Quel repreneur, aussi expérimenté soit-il, n’a pas d’appréhension quand il s’agit de rechercher sa cible ou d’évaluer une entreprise ?
Afin de mieux appréhender un jargon souvent technique, il faut savoir s’entourer « d’un expert-comptable et d’un cabinet d’avocats, a minima », dixit Stéphane Foucher, conseiller à la direction développement d’entreprises à la CCI de Nantes Saint-Nazaire. Outre les métiers de conseil, il existe « des agents immobiliers spécialisés en transaction de fonds (davantage pour les TPE) ou des cabinets de fusion-acquisition (pour les PME) ». Il ne faut pas non plus hésiter à se former pour bien préparer son projet de reprise. Le but ? « Aller chercher la compréhension de cet écosystème. Il y a plus de repreneurs que de cédants. La formation est donc un moyen d’amener une forme de différenciation dans un marché concurrentiel », prolonge-il. Citons la formation « Réussir votre opération de croissance externe » (Fusacq Formation) du 23 au 25 novembre à Paris (1 980 euros hors taxes les trois jours). Ou encore l’un des quatre séminaires « La reprise d’entreprise, les outils pour réussir » (durée : trois semaines), proposé à Rueil-Malmaison, Lyon, Nantes, Angers, Aix-en-Provence et Bordeaux par C.R.A Formation. L’organisme organise aussi des réunions d’information gratuites (deux heures) le 18 novembre à Lyon, le 9 décembre à Nantes, les 3 novembre et 1er décembre en ligne. Autre occasion de se familiariser avec le repreneuriat : le forum Terre d’entreprises le 16 novembre prochain à Quimper.

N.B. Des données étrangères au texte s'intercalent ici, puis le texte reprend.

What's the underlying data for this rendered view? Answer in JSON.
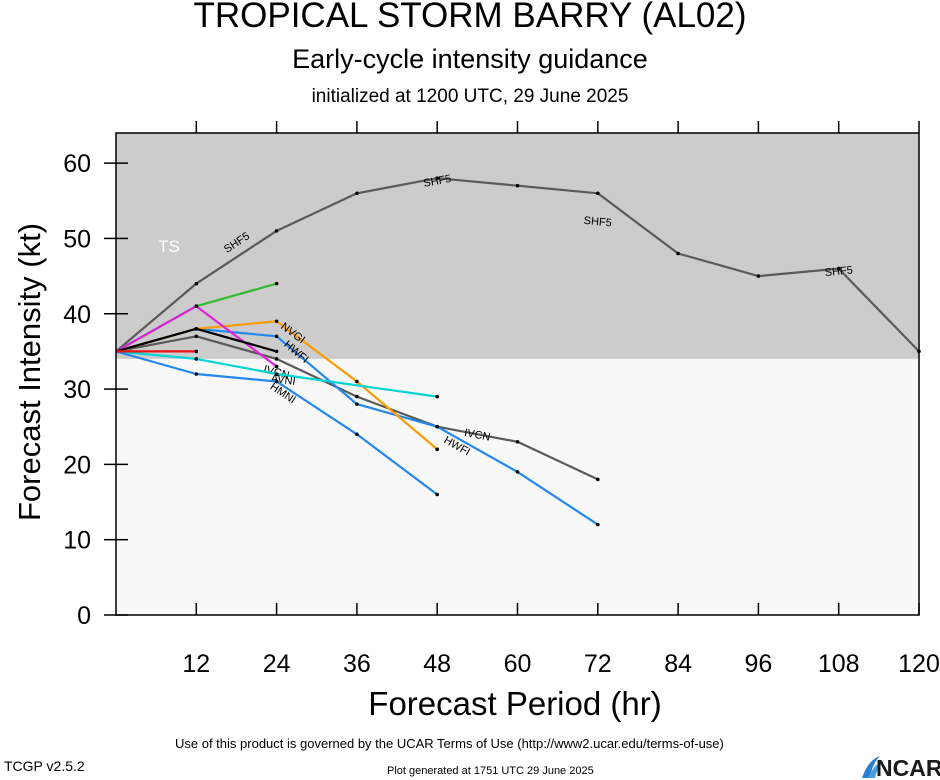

« 10 % des cessions se font au travers de petites annonces », précise Stéphane Foucher citant notamment la plateforme transentreprise.com. « 40 à 50 % par le biais d’un intermédiaire et autant en approche directe. » Par exemple, Bpifrance rassemble sur son site reprise-entreprise.bpifrance.fr 46 000 affaires à reprendre, dont un peu plus de 1 300 dans le transport de marchandises. Il existe aussi des plateformes territoriales, comme le site Reprendre en Bretagne. En 2019, 900 offres ont été déposées ici, dont 167 dans le secteur industriel. Une base d’annonces d’entreprises à reprendre est disponible sur la plateforme Web Business Transmission 49.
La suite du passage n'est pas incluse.